Alors que les divers chuchoteurs de la Fed tentent d'influencer la décision du président Joseph Biden sur le choix du responsable de la banque centrale américaine, le consensus semble se renforcer sur le fait que Jerome Powell sera nommé pour un second mandat de président, car il sera plus facile de faire passer sa nomination au Sénat avec un soutien plus large des républicains.
L'alternative, Lael Brainard, la seule démocrate qui siège actuellement au conseil des gouverneurs de la Fed, serait plus clivante et inviterait à un vote sur des lignes partisanes. Mais la politique aux États-Unis est tellement toxique à ce stade qu'il est difficile de savoir où Biden et ses conseillers vont s'installer. Ils n'ont pas souvent eu raison, comme en témoigne la chute de la cote de popularité du président.
Opinions mitigées, pas de solutions claires
En attendant, il y a le petit problème de l'inflation qui fait rage et de son impact sur la politique monétaire. Le vice-président de la Fed, Richard Clarida, dont le mandat se termine en janvier et qui a peu de chances d'être renommé, a suggéré la semaine dernière que le Comité fédéral de l'open market devrait envisager un rythme plus rapide de réduction de ses achats d'obligations lors de sa réunion de la mi-décembre.
D'un autre côté, certains membres du FOMC ont semblé satisfaits de suivre la ligne de conduite de la Fed, à savoir attendre et voir. Le président de la Fed de Richmond, Thomas Barkin, a déclaré qu'il serait "très utile pour nous de disposer de quelques mois supplémentaires pour évaluer" les tendances de l'inflation. Le sentiment est que la Fed devra terminer le taper avant de passer à la hausse des taux.
La présidente de la Fed de San Francisco, Mary Daly, a réitéré sa mise en garde de la semaine dernière contre une hausse des taux pour freiner l'inflation.
"Une action préventive n'est pas gratuite".
Elle a imputé la hausse des prix aux perturbations de l'offre, affirmant qu'une hausse des taux d'intérêt ne réglerait pas ce problème mais ralentirait la demande et la croissance de l'emploi.
John Williams, directeur de la Fed de New York, a défendu le passage de la banque centrale à un objectif d'inflation flexible, estimant qu'il était "bien adapté" au décalage entre l'offre et la demande lié à la pandémie. Il a toutefois ajouté que les responsables politiques n'aimeraient pas voir les attentes à long terme en matière d'inflation augmenter de manière significative.
Mais le prédécesseur de M. Barkin à la banque de Richmond, Jeffrey Lacker, s'est senti moins limité par la mentalité dovish qui règne parmi les responsables politiques. Il a déclaré que la Fed "dépasse les bornes" en attendant l'inflation, ajoutant :
"Je pense qu'ils sont en passe de commettre une erreur politique majeure".
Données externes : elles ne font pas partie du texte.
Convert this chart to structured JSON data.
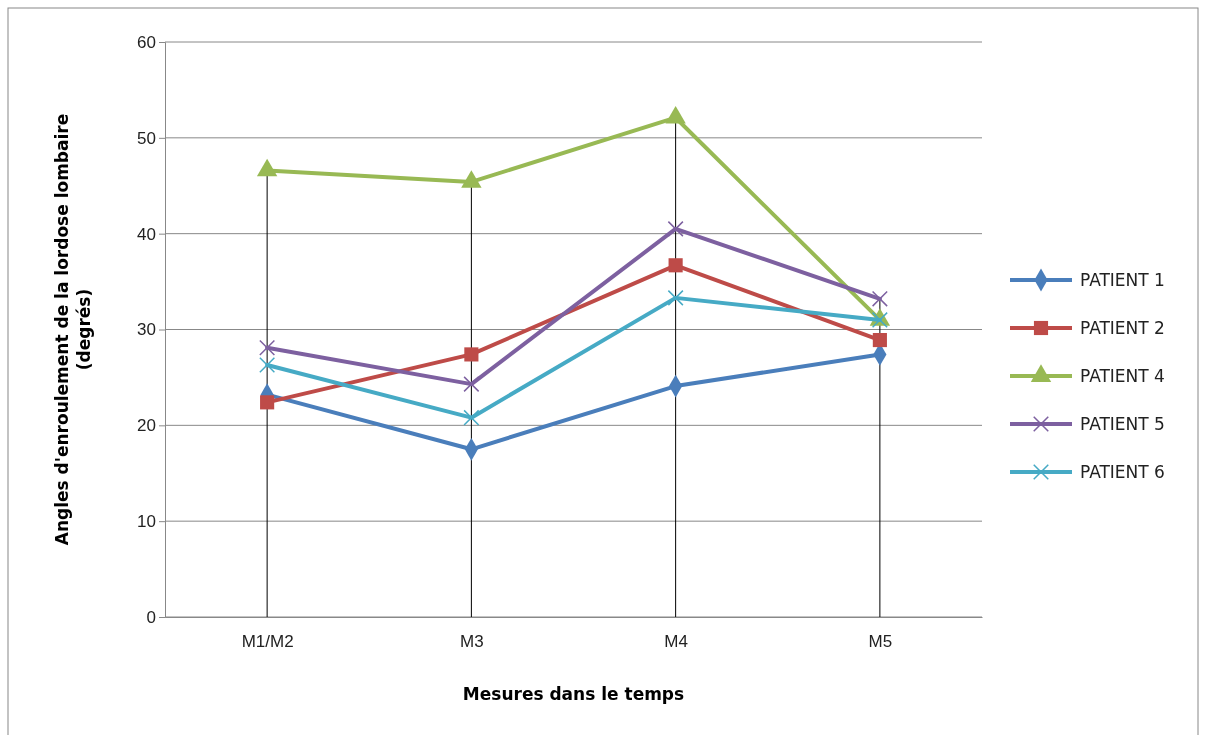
{
  "chart_data": {
    "type": "line",
    "xlabel": "Mesures dans le temps",
    "ylabel": "Angles d'enroulement de la lordose lombaire (degrés)",
    "categories": [
      "M1/M2",
      "M3",
      "M4",
      "M5"
    ],
    "series": [
      {
        "name": "PATIENT 1",
        "color": "#4a7ebb",
        "marker": "diamond",
        "values": [
          23.2,
          17.5,
          24.1,
          27.4
        ]
      },
      {
        "name": "PATIENT 2",
        "color": "#be4b48",
        "marker": "square",
        "values": [
          22.4,
          27.4,
          36.7,
          28.9
        ]
      },
      {
        "name": "PATIENT 4",
        "color": "#98b954",
        "marker": "triangle",
        "values": [
          46.6,
          45.4,
          52.1,
          31.0
        ]
      },
      {
        "name": "PATIENT 5",
        "color": "#7d60a0",
        "marker": "cross",
        "values": [
          28.1,
          24.3,
          40.5,
          33.2
        ]
      },
      {
        "name": "PATIENT 6",
        "color": "#46aac5",
        "marker": "cross",
        "values": [
          26.3,
          20.8,
          33.3,
          31.0
        ]
      }
    ],
    "ref_lines": [
      {
        "axis": "x",
        "value": "M1/M2",
        "color": "#000000"
      },
      {
        "axis": "x",
        "value": "M3",
        "color": "#000000"
      },
      {
        "axis": "x",
        "value": "M4",
        "color": "#000000"
      },
      {
        "axis": "x",
        "value": "M5",
        "color": "#000000"
      }
    ],
    "ylim": [
      0,
      60
    ],
    "yticks": [
      0,
      10,
      20,
      30,
      40,
      50,
      60
    ],
    "grid": "y",
    "legend": "right",
    "line_style": "solid"
  }
}
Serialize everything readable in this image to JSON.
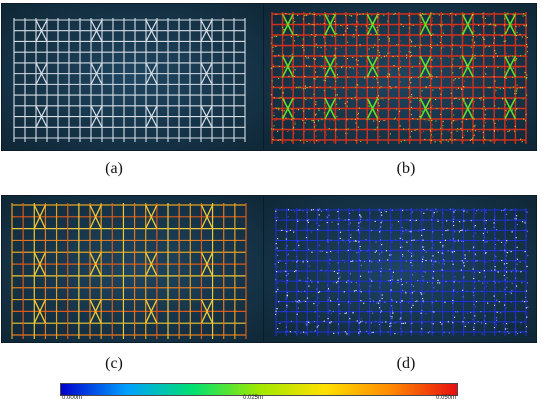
{
  "panels": [
    {
      "id": "a",
      "caption": "(a)",
      "frame_color": "white"
    },
    {
      "id": "b",
      "caption": "(b)",
      "frame_color": "green-red point cloud"
    },
    {
      "id": "c",
      "caption": "(c)",
      "frame_color": "orange-yellow deviation"
    },
    {
      "id": "d",
      "caption": "(d)",
      "frame_color": "blue point cloud"
    }
  ],
  "colorbar": {
    "min_label": "0.000m",
    "mid_label": "0.025m",
    "max_label": "0.050m",
    "colors": [
      "#0000cc",
      "#00a0ff",
      "#00e070",
      "#a0e800",
      "#ffe000",
      "#ff8800",
      "#e81010"
    ]
  },
  "colors": {
    "background": "#1a3a50",
    "frame_a": "#d6dee6",
    "frame_b_red": "#d2301c",
    "frame_b_green": "#5ee02a",
    "frame_c": "#e08a22",
    "frame_d": "#2030d8"
  }
}
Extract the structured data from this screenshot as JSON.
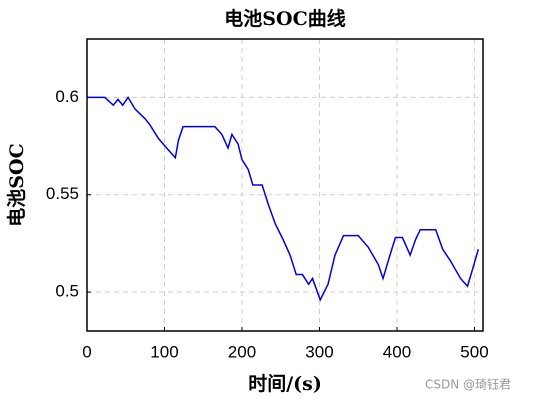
{
  "chart_data": {
    "type": "line",
    "title": "电池SOC曲线",
    "x_label": "时间/(s)",
    "y_label": "电池SOC",
    "watermark": "CSDN @琦钰君",
    "x": [
      0,
      23,
      34,
      40,
      46,
      53,
      62,
      75,
      81,
      92,
      105,
      114,
      118,
      124,
      165,
      174,
      182,
      187,
      195,
      200,
      208,
      214,
      226,
      234,
      243,
      253,
      262,
      270,
      278,
      286,
      291,
      301,
      311,
      320,
      331,
      350,
      363,
      376,
      382,
      391,
      398,
      407,
      417,
      424,
      430,
      450,
      459,
      469,
      482,
      491,
      497,
      505
    ],
    "series": [
      {
        "name": "SOC",
        "color": "#0000e0",
        "values": [
          0.6,
          0.6,
          0.596,
          0.599,
          0.596,
          0.6,
          0.594,
          0.589,
          0.586,
          0.579,
          0.573,
          0.569,
          0.578,
          0.585,
          0.585,
          0.581,
          0.574,
          0.581,
          0.576,
          0.568,
          0.563,
          0.555,
          0.555,
          0.545,
          0.535,
          0.527,
          0.519,
          0.509,
          0.509,
          0.504,
          0.507,
          0.496,
          0.504,
          0.519,
          0.529,
          0.529,
          0.523,
          0.514,
          0.507,
          0.519,
          0.528,
          0.528,
          0.519,
          0.527,
          0.532,
          0.532,
          0.522,
          0.516,
          0.507,
          0.503,
          0.511,
          0.522
        ]
      }
    ],
    "xlim": [
      0,
      511
    ],
    "xticks": [
      0,
      100,
      200,
      300,
      400,
      500
    ],
    "ylim": [
      0.48,
      0.63
    ],
    "yticks": [
      0.5,
      0.55,
      0.6
    ],
    "grid": true
  }
}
William Dudley, qui a précédé Williams à la tête de la Fed de New York, a déclaré que le FOMC réagit "assez tard" à l'inflation. Dudley a occupé le poste pivot de New York pendant plus de neuf ans jusqu'à la mi-2018 et était un membre votant permanent du FOMC. Lui et Lacker ont tous deux estimé que la banque centrale devra relever les taux à court terme à plus de 3 % pour maîtriser l'inflation.
D'autres membres actuels du FOMC deviennent mal à l'aise alors que l'inflation augmente mois après mois. Le président de la Fed de Chicago, Charles Evans, se dit plus ouvert à une hausse des taux d'intérêt l'année prochaine si l'emploi s'améliore et que l'inflation se poursuit. Raphael Bostic, président de la Fed d'Atlanta, a déclaré que le comité pourrait commencer à relever les taux en été, en supposant que le marché de l'emploi continue de croître.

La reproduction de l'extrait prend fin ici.